A campaign has been launched after a survey found that half of those contacted felt they had to return to work before they were ready, and were unsure of any time-off entitlement.

Time off following miscarriage or stillbirth

At the moment there is no statutory entitlement to paid leave for those who lose a child before their 24th week of pregnancy, according to the Miscarriage Association. Beyond 24 weeks the loss is legally classed as a stillbirth and mothers are entitled to full maternity leave.

Both parents are entitled to two weeks of Parental Bereavement Leave.

The Miscarriage Association offers support and information to anyone who has suffered a miscarriage, ectopic pregnancy or molar pregnancy.

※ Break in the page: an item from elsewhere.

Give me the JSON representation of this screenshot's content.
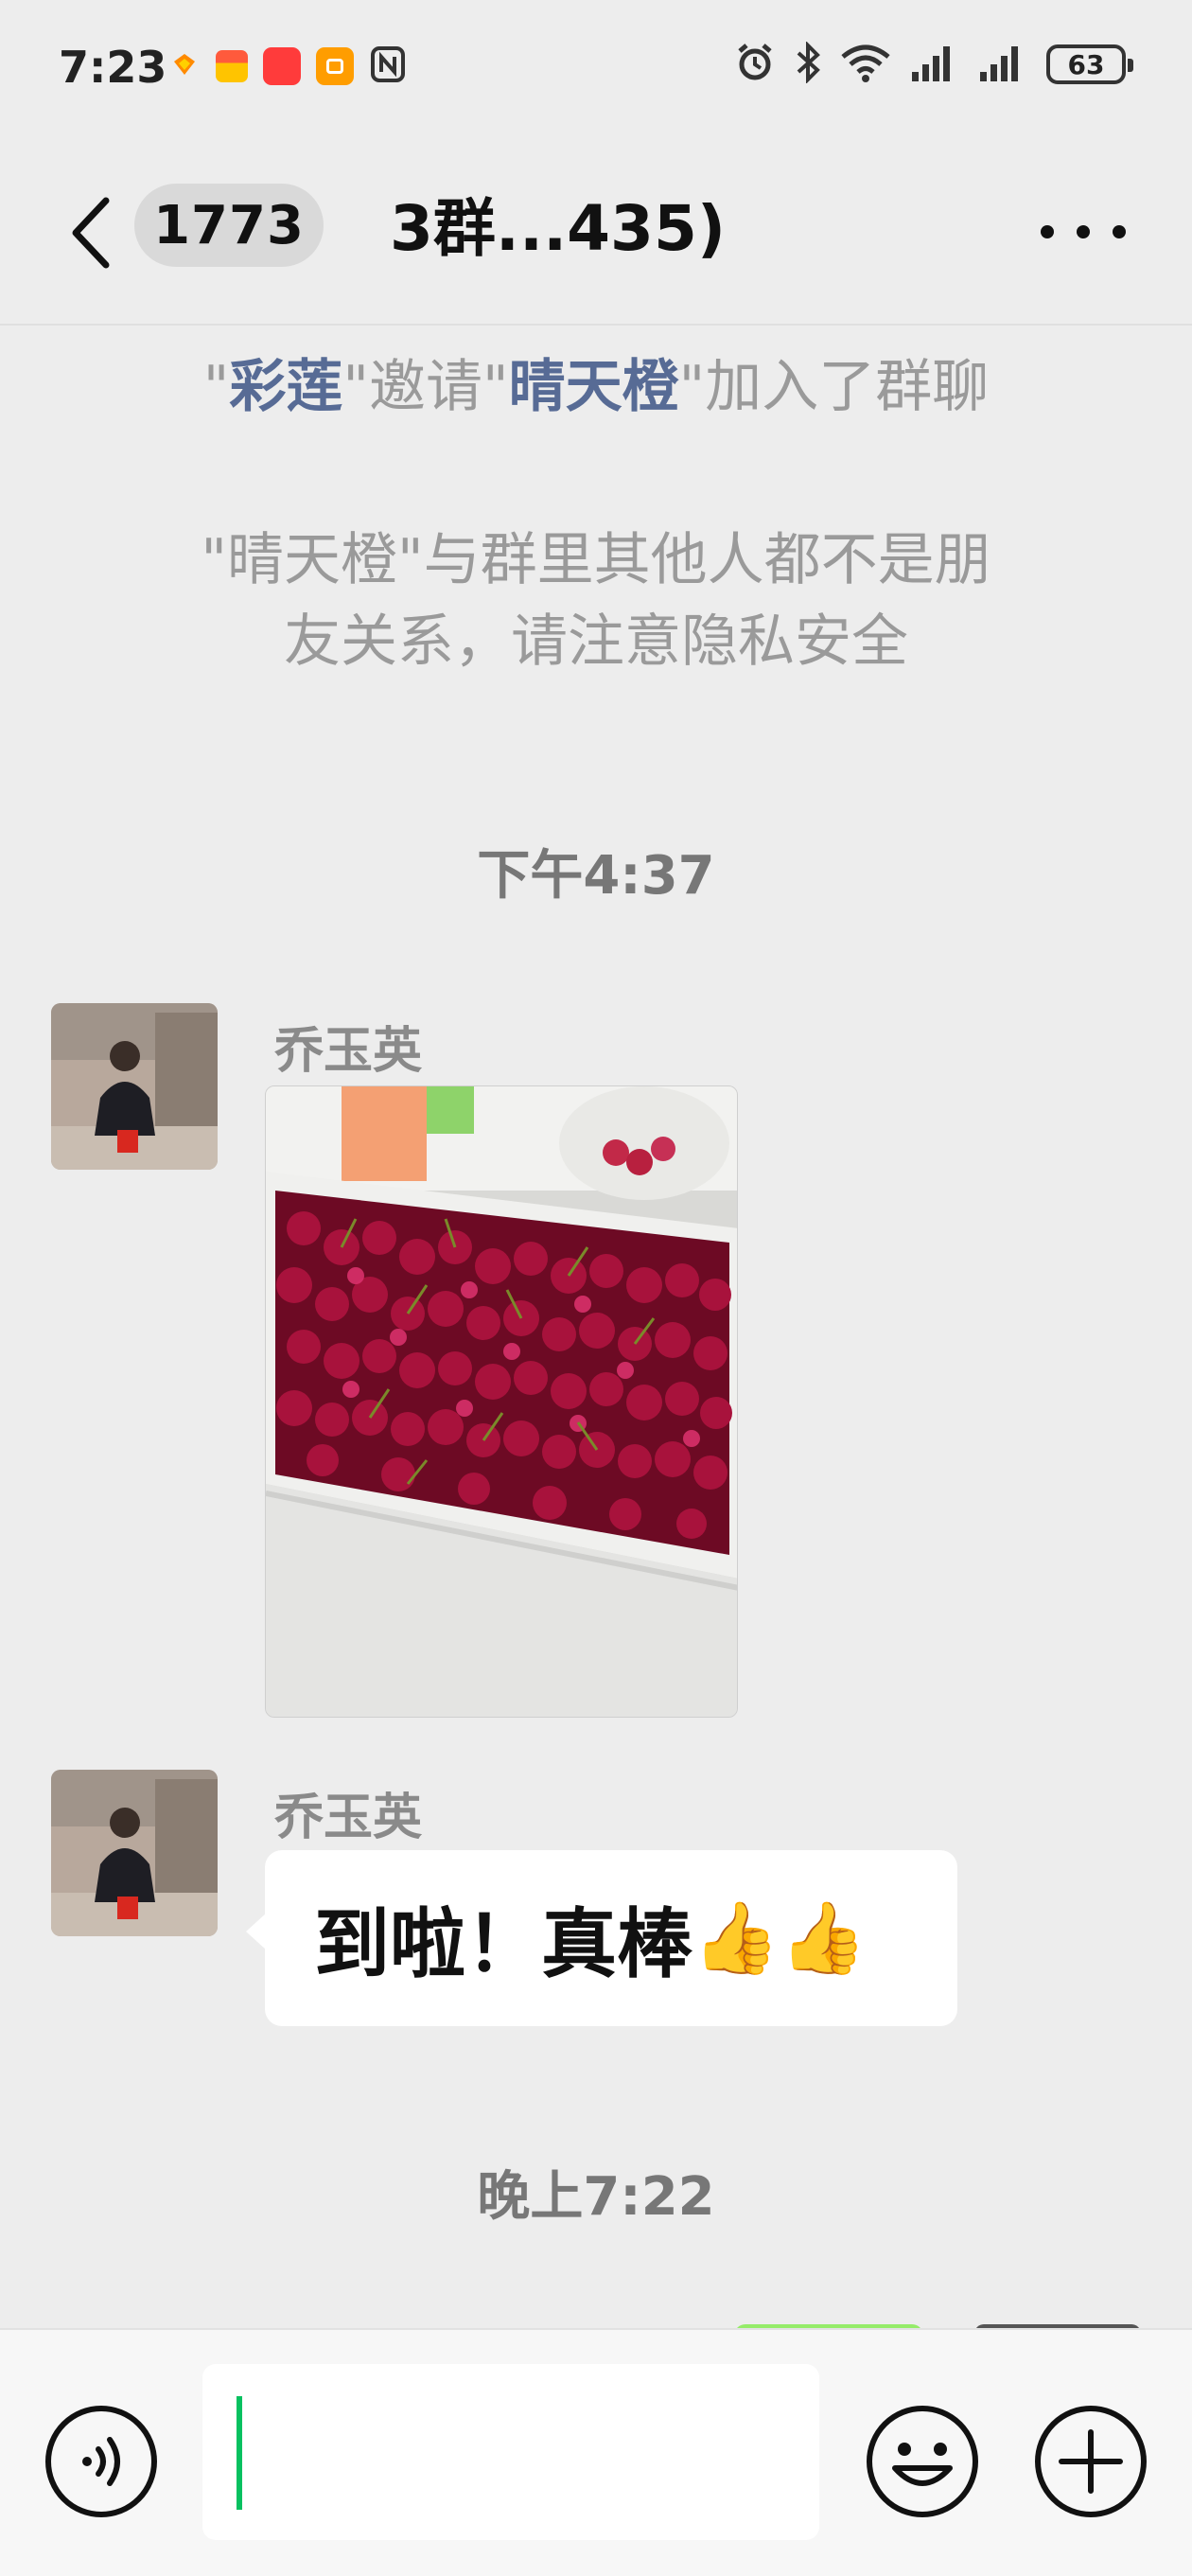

It has now launched a campaign urging employers to commit to supporting employees through the distress of miscarriage.

Pregnancy Loss Pledge

As part of their campaign, firms are being encouraged to sign up to the Pregnancy Loss Pledge to support their staff who have suffered.

The Pregnancy Loss Pledge encourages employers to:

  • Provide a supportive work environment where people feel able to discuss and disclose pregnancy and/or loss without fear of being disadvantaged or discriminated against
  • Implement the rules around pregnancy-related leave, ensuring staff feel able to take the time off they need
  • Show empathy and understanding
  • Implement a pregnancy loss policy or guidance, or ensure it is included in sickness, bereavement or other workplace policies
  • Encourage line managers to access in-house or external guidance on how to support someone experiencing pregnancy loss
  • Support people back to work by being responsive to their needs and showing flexibility wherever possible

While there is no legal right to paid time off for those experiencing miscarriage, absence for this reason is protected by pregnancy-related leave rules which mean it must be recorded separately to general sickness and cannot be used against them in any way.

A survey carried out by the Miscarriage Association last year showed almost half of respondents felt they had to return to work before they were ready, with many not knowing or not being told about their right to pregnancy-related leave.

The group’s national director Ruth Bender Atik said: “Since we launched our workplace resources a year ago, it’s been very heartening to see so many organisations, large and small, who are already committed to supporting their staff through what can be an extremely distressing experience. But we know there is more to be done and our aim is that every workplace acknowledges the impact of pregnancy loss and treats their staff with empathy and understanding.”